ZIMBABWE has embarked on an ambitious Information Communication Technology programme aimed at transforming the nation into the knowledgeable societies in Africa, a Cabinet minister has said. Information Communication Technology Minister Nelson Chamisa said the review of the country’s ICT policy would ensure that the nation had been transformed to maintain its
standards as Africa’s best nation with highest literacy.
For two consecutive years, the United Nations has voted Zimbabwe the best nation in Africa with the highest literacy followed by Tunisia, Egypt and Kenya while Africa’s biggest economy South Africa was number 38.
In an interview with CAJ News, Minister Chamisa said his ministry had unveiled a raft of initiatives aimed at achieving that goal.
Minister Chamisa said some of the initiatives being carried out by the ICT ministry included upgrading the literacy rate above 90 percent with a series of training awareness programmes and road shows.
“ICT has a great potential for contributing to our GDP as an enabler.
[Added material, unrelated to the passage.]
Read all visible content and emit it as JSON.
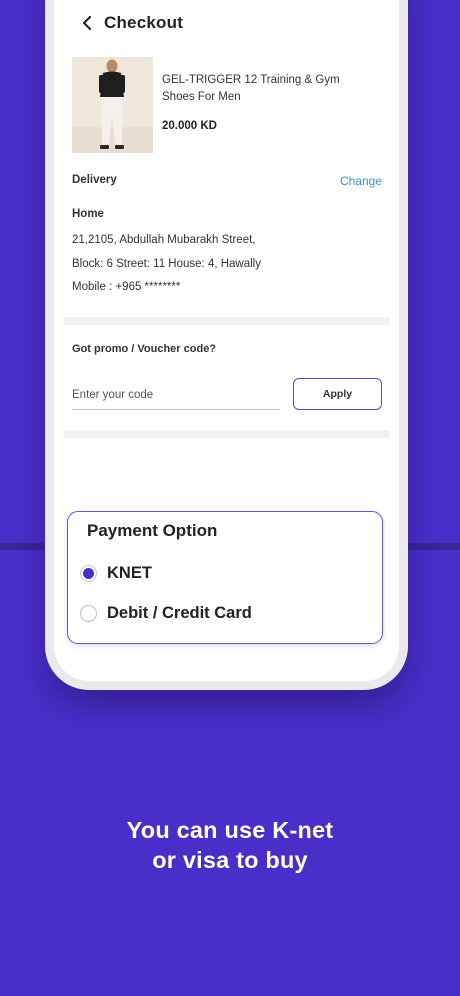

We are consulting all experts in the sector and key Government departments to ensure that we come up with a holistic helicopter approach to the ICT ministry which boasts economic growth while at the same time empowering our people,” he said.
Minister Chamisa said there were also plans to promote competency in the use of ICT tools as well as familiarising the community with relevant technology.
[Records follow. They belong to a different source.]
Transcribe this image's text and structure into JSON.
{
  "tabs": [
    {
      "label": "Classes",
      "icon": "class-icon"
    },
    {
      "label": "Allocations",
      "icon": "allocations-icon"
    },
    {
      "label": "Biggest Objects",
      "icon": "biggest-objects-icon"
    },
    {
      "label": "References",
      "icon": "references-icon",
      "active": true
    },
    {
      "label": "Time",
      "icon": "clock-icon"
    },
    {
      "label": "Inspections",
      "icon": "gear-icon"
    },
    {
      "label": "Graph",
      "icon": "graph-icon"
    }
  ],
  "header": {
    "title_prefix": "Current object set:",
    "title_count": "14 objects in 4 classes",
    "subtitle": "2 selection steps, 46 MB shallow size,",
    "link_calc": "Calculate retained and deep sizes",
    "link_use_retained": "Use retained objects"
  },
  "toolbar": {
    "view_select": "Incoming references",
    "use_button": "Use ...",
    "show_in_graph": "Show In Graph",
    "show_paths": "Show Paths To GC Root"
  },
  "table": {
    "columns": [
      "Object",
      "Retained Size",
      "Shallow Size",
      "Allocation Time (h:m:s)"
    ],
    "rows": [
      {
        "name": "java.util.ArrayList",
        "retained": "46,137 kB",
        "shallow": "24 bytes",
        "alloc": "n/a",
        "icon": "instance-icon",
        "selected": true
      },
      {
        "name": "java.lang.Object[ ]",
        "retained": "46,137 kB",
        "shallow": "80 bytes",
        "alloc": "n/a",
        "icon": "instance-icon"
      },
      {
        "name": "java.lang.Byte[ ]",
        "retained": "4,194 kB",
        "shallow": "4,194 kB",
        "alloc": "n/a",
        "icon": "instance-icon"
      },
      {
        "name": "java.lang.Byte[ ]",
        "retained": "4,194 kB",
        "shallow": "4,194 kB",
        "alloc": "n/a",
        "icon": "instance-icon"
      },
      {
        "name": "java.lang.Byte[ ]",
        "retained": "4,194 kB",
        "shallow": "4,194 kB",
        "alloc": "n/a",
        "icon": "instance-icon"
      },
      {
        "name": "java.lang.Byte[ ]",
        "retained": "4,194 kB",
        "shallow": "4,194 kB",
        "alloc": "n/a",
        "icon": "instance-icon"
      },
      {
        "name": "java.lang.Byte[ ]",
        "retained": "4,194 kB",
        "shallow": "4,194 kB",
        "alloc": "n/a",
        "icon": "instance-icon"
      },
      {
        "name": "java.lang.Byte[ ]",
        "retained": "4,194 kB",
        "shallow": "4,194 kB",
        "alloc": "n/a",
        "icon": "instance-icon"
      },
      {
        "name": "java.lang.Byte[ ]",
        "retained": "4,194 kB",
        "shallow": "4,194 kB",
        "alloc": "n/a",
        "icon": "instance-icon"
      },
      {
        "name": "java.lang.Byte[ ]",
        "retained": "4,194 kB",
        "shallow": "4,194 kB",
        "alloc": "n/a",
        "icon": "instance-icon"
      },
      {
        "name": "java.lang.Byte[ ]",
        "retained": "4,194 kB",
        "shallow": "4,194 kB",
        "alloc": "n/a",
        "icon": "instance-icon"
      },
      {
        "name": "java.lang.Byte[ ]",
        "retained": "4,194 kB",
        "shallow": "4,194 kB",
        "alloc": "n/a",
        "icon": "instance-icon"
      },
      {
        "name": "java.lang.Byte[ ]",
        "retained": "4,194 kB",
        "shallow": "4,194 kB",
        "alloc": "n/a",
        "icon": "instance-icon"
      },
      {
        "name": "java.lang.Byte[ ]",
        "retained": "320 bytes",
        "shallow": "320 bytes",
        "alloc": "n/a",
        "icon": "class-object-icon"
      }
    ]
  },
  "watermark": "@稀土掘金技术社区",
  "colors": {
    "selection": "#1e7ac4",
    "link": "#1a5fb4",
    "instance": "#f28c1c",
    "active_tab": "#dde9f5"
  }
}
“Other initiatives which are being employed include providing capacity building to other Government-line ministries so that they can be competent in ICT issues, promotion of an e-government framework and build a robust ICT industry in Zimbabwe,” he said.
Minister Chamisa said his ministry would roll out information kiosks at growth points, towns and cities to ensure that the Government’s goals and objectives were achieved.
“ICT in business is important as it improves the business complexity and function as well as improve production,” the minister said.
In the last two decades most of Africa has leapfrogged the communication infrastructure divide from having no telephones to having widespread cellular networks.
This has allowed people to make secure transactions and secure small business loans.
One main cause of poverty is said to be isolation from the rest of the global community.
Access to the Internet and mobile networks has allowed impoverished nations across the world to network and find solutions since the world has become a global village. — CAJ News.